Describing the now-seemingly-likely exit of Britain from the EU, the head of the IMF says it could “derail Europe’s shaky recovery … and lead to years of financial uncertainty.”
Really? For most of my life there was no EU and the world economy was growing and doing a lot better than it is now, almost everywhere, but especially in the US, Japan, and the Middle East (which is about trashed now except for the few remaining totalitarian oil kingdoms). So, yeah, there is precedent for democracy leading to catastrophic consequences. But let’s be clear about the context. There was previously NO democracy in those regions of the Middle East, whereas democracy has been doing fine in England at least since the Knights of the Round Table (round so that no one not even the king sat at the “head” and was elevated over anyone else).
It seems to me Lagarde has a similar fear mongering message to corral voters into line as did Kaisch and Romney, whom we discussed in a previous post.

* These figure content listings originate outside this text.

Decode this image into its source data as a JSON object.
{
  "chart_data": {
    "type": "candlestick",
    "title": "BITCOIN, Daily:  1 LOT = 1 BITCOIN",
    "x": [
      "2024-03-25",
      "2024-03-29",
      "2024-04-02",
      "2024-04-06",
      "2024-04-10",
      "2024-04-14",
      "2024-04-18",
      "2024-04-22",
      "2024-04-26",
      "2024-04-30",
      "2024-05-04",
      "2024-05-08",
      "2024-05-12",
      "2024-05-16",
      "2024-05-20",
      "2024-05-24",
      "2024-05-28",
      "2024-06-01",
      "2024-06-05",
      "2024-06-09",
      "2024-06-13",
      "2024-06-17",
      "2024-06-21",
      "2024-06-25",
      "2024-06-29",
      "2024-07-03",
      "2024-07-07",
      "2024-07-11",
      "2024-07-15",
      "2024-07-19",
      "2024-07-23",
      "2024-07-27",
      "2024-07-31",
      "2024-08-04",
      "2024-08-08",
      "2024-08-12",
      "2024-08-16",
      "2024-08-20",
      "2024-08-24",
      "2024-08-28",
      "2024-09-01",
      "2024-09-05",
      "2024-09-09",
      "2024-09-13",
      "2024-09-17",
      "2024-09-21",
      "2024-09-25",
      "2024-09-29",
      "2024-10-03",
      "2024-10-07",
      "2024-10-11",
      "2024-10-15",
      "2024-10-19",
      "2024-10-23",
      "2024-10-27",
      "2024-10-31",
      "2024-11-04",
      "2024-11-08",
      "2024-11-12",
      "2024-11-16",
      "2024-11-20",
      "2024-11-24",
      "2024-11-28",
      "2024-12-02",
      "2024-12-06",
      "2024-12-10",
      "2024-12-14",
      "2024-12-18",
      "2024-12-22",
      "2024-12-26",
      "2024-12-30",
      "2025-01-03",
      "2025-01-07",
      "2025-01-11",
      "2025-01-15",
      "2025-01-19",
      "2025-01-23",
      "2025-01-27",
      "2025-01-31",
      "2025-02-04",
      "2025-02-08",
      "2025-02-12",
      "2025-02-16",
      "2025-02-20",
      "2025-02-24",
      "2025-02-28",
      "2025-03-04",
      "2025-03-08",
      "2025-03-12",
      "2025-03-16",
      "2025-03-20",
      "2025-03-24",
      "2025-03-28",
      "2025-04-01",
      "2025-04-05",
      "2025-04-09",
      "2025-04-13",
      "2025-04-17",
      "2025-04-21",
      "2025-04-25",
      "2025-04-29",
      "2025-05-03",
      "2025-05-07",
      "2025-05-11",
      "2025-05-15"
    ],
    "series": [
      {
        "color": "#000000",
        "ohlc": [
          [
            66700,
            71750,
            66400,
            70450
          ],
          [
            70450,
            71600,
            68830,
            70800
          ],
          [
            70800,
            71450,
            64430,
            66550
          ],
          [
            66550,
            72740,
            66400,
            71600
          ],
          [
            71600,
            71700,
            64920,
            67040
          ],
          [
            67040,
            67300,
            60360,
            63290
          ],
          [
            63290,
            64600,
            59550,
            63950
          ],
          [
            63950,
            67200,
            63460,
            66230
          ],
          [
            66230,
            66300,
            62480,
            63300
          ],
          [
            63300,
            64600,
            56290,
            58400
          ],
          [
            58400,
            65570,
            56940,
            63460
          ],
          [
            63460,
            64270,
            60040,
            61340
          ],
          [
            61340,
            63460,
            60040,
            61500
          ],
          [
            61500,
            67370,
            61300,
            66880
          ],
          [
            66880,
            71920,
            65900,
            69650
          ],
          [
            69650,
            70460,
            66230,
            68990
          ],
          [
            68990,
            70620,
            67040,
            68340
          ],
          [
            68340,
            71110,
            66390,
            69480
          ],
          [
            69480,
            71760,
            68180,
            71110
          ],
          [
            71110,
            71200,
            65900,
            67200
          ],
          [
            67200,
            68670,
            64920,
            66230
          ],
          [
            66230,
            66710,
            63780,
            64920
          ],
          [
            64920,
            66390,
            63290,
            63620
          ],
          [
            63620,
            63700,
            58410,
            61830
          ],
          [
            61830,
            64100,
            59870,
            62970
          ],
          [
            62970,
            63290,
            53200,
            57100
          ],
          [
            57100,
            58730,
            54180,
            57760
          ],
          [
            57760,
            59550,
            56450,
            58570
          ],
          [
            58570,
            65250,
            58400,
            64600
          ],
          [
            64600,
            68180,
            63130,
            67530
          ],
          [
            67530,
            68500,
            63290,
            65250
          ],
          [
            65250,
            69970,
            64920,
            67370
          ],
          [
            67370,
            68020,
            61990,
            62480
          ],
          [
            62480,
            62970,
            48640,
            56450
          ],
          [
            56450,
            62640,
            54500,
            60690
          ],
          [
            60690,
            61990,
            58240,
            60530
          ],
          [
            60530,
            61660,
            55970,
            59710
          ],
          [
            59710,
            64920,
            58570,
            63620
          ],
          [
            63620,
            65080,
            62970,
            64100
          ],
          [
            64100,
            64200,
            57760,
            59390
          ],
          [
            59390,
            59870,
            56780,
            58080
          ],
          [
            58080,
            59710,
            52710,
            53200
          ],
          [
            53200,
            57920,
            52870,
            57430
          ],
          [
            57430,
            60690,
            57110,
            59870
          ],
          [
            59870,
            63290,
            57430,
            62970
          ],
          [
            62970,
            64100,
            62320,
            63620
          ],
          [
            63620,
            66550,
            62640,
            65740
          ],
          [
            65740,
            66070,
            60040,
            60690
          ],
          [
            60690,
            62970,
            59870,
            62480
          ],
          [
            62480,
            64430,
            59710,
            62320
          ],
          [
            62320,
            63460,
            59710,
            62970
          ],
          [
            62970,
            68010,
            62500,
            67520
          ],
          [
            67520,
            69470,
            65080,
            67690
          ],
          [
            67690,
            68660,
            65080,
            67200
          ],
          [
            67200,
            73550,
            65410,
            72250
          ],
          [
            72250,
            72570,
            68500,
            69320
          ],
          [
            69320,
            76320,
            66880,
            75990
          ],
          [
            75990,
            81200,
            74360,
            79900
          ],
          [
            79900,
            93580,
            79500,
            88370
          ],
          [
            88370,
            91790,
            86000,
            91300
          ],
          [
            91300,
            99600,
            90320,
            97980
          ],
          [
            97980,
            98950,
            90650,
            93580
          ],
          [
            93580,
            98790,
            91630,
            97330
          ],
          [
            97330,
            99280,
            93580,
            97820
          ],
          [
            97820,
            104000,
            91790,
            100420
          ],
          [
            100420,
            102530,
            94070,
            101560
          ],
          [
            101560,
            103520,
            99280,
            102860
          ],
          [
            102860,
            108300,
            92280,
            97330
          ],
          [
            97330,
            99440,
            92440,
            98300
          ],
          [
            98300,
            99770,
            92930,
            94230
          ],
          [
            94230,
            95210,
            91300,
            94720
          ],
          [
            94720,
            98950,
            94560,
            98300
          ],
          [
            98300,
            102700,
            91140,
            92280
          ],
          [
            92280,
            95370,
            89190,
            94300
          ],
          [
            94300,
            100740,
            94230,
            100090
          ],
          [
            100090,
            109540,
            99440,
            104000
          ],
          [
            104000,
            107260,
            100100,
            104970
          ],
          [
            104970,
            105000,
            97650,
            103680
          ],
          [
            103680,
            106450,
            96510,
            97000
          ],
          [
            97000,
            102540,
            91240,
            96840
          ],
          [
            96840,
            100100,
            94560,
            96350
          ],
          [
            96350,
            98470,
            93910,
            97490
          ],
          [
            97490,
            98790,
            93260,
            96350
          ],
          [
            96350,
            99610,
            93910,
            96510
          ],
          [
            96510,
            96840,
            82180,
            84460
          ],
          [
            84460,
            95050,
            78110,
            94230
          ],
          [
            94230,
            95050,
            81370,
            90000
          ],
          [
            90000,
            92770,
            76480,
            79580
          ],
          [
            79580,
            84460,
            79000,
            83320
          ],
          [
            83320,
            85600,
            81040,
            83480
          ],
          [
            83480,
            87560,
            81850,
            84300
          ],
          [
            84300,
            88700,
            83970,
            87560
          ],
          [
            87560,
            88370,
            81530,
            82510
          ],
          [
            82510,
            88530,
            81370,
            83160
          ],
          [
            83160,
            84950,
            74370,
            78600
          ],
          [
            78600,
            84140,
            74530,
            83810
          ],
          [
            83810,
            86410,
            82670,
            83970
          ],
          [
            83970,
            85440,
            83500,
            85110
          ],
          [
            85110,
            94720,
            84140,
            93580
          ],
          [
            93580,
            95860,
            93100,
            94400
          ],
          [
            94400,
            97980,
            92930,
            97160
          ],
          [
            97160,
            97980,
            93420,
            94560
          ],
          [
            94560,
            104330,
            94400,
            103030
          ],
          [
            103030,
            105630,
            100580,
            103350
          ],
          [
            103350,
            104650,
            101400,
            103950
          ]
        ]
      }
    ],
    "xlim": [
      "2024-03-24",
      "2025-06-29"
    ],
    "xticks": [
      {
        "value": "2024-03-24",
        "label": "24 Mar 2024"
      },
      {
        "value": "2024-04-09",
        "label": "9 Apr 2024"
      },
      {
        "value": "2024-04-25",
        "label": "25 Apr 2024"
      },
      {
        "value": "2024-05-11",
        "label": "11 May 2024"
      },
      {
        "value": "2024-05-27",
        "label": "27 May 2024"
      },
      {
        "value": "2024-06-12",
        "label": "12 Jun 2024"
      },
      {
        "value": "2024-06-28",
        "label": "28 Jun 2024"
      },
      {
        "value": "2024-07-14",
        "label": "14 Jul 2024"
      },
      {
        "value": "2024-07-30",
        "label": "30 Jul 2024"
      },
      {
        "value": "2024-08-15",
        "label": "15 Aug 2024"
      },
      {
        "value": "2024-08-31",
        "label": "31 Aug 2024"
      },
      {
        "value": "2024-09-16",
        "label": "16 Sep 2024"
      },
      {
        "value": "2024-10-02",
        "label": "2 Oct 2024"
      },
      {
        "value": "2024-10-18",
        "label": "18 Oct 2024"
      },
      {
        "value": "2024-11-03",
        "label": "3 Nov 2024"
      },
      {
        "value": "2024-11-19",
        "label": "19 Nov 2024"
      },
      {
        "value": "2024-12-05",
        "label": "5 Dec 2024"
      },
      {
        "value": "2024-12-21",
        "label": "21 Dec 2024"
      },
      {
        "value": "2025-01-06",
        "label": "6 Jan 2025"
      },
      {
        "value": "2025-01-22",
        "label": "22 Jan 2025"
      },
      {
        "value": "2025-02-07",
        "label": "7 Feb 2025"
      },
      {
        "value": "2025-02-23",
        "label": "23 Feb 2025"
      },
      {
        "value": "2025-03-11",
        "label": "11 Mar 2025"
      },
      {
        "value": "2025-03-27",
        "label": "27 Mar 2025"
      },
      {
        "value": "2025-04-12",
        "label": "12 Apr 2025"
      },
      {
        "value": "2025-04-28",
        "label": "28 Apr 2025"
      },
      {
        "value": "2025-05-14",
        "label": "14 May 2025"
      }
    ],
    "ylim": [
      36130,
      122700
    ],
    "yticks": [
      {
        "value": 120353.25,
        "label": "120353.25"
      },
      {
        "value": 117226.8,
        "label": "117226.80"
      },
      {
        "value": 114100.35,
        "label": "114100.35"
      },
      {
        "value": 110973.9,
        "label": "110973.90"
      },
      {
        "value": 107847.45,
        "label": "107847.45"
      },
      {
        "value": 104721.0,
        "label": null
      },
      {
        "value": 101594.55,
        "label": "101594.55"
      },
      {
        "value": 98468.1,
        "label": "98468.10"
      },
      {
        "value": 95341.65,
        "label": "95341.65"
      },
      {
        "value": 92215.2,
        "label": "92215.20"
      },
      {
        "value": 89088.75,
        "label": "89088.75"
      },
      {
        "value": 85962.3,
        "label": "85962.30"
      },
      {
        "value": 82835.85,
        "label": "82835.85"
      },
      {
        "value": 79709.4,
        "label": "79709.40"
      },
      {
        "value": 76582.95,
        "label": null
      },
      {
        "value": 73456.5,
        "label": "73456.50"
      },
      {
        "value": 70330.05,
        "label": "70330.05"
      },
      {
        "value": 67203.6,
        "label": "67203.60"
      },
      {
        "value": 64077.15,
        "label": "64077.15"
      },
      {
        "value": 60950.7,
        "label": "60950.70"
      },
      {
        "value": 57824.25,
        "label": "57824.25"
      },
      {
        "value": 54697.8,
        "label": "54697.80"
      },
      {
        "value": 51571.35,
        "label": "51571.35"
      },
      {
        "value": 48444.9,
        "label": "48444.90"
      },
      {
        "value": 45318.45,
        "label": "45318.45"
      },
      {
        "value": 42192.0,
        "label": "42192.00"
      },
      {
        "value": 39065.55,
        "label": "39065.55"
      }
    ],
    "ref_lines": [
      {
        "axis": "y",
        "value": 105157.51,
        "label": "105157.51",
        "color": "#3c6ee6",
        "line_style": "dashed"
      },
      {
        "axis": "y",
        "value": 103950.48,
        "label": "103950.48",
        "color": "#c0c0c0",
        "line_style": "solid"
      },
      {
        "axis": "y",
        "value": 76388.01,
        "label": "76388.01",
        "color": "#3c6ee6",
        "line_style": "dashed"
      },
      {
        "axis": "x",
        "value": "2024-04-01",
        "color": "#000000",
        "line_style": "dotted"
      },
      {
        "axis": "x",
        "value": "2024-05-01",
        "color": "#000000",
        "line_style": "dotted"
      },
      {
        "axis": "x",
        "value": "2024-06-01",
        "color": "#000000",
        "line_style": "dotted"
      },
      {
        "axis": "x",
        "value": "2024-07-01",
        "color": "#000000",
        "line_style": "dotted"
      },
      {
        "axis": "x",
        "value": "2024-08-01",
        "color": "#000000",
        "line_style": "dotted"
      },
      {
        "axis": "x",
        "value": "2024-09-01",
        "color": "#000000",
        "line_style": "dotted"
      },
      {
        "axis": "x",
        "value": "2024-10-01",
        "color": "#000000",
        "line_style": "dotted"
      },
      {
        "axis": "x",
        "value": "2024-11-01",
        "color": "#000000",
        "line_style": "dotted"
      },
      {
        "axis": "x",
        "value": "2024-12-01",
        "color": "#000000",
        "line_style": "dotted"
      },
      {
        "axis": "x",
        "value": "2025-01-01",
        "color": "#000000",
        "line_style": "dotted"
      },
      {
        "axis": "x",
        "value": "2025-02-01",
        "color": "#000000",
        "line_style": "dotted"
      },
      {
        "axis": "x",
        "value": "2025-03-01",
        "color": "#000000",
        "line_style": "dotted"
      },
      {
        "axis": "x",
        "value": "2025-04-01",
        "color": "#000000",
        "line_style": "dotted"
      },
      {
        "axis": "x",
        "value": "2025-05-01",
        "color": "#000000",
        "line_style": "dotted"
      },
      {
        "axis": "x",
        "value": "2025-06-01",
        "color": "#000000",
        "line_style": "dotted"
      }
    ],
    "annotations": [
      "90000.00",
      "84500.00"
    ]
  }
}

Even if our worst nightmares came to pass and Cruz was elected and attempted to implement his anti-Fed gold standard, it seems unlikely that he would succeed, or if he did, that the policy would not be shortly rolled back when the consequences began to be felt. The only thing that would keep the policies from being rolled back is if you keep people from voting! Which seems to be the point of all this fear mongering.
And how is that different than Putin’s disdain for the democratic will of the people of Ukraine to join the EU? Not everyone wants to leave it, just the countries which are doing well, and can you blame them if they have to support all comers? It’s like having an open border policy in the US.
Yes, well, it seems to me that Lagarde, Kaisch, Romney and Putin have something in common. And it is not a burning desire to see the will of the voters prevail.
They have something else in common too. They are not merely fear mongering. They are extorting. That is, they are making threats they intend to back up. Just as Putin made sure Ukraine fell into calamity by financing and arming an invasion of “green men” in unmarked tanks, it seems to me Lagarde (a banker, they are always extortionists) and Kaisch and Romney are all prepared to make sure the consequences are felt, whether it is EU uncertainty or the suicide of the Republican Party.
There is in my view only one way to deal with extortionists. You have to make your own well considered decision while carefully ignoring them. And if they act badly afterward, like Putin, you have to fully confront them. If you cave to them, you take a bold step right out onto the world’s most slippery slope. So slippery that it amounts to free fall, complete with the splat at the bottom.
Addendum 4/22/2016 – Obama’s critique of Brexit & Mayor of London’s response:
See BBC article on Obama’s speech about Britain going to the back of the queue on trade deals with the US if it exits the EU. If you read Money, Wealth & War, you already know I consider the EU to be “illegal” under the WTO rules of no preferential trade deals, as well as all other localized deals. In his response, London mayor Boris Johnson points out most of Britain’s trade (73%) is not part of any preferential trade deals and he cites the WTO as making such deals unnecessary. He then points out the US defends its own borders (well, depends on who you ask) and does not cede its sovereignty to any sucking federations. (Well, the states did 2.5 centuries ago.)
Slightly heavy, energetic, with blonde hair, Johnson looks like a younger Trump. Would be interesting to see how trade policy and international entanglements would come untangled if each became head of his own country.